Double in Space is a title used for two distinct collections of science fiction novellas by Fletcher Pratt, one published in the United States and the other in the United Kingdom. The two collections have one story in common.

==American publication==
The American version of Double in Space was originally published in hardcover by Doubleday in 1951, and issued in paperback by Curtis Books in 1969. The dust jacket for the Doubleday edition was illustrated by Richard Powers.

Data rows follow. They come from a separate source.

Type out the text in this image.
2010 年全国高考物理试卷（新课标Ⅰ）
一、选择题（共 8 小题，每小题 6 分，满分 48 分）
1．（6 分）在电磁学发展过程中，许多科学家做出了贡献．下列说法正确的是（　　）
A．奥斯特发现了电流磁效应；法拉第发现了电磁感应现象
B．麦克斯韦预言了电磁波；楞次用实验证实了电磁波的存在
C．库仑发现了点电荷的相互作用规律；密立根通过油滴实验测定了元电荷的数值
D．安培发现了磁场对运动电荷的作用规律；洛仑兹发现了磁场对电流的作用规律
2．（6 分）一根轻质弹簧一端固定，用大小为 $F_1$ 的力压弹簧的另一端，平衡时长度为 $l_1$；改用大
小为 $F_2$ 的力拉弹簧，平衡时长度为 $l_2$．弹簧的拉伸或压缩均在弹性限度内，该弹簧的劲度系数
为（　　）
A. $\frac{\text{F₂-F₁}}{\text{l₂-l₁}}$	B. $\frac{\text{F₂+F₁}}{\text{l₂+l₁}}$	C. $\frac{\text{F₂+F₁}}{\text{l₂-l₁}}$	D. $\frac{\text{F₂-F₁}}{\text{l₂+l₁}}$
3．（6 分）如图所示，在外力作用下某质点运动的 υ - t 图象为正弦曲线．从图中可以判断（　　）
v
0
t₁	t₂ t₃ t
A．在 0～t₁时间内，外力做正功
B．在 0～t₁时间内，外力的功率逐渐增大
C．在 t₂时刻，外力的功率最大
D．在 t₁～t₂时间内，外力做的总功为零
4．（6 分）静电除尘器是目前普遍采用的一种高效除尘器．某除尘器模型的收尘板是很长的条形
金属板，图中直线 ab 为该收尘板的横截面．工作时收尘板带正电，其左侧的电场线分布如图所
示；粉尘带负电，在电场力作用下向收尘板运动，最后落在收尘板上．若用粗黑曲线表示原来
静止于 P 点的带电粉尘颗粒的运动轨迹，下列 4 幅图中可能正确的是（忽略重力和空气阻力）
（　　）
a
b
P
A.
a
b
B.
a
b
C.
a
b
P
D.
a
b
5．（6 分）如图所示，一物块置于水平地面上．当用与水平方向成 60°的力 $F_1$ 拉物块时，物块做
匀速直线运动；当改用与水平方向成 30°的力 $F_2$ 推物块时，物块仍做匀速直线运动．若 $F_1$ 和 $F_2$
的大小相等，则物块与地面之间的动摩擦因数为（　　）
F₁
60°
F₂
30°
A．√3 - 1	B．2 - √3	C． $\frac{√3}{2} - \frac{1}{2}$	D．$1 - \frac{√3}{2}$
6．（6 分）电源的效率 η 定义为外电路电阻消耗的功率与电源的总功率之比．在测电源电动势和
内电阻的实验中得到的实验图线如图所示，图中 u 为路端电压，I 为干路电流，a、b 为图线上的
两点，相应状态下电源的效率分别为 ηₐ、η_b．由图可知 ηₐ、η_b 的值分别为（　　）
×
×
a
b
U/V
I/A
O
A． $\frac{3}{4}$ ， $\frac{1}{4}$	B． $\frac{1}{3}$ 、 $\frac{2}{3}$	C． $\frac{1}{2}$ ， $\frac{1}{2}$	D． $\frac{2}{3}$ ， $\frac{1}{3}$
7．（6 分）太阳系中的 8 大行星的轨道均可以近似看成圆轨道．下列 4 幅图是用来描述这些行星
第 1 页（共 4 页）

It included two stories:

- "Project Excelsior" (Thrilling Wonder Stories 1951)
- "The Wanderer’s Return" (Thrilling Wonder Stories 1951)

"Project Excelsior" was originally published under the title "Asylum Satellite".

===Reception===
P. Schuyler Miller reported the collection to be "good reading and good fun."

==British publication==
The UK version of Double in Space was published by T. V. Boardman in hardcover in 1954. It also included two stories:

- "Project Excelsior" (Thrilling Wonder Stories 1951)
- "The Conditioned Captain" (Startling Stories 1953)

By the time of its inclusion in the UK version of Double in Space, "The Conditioned Captain" had already been expanded by Pratt into the separate novel The Undying Fire (1953).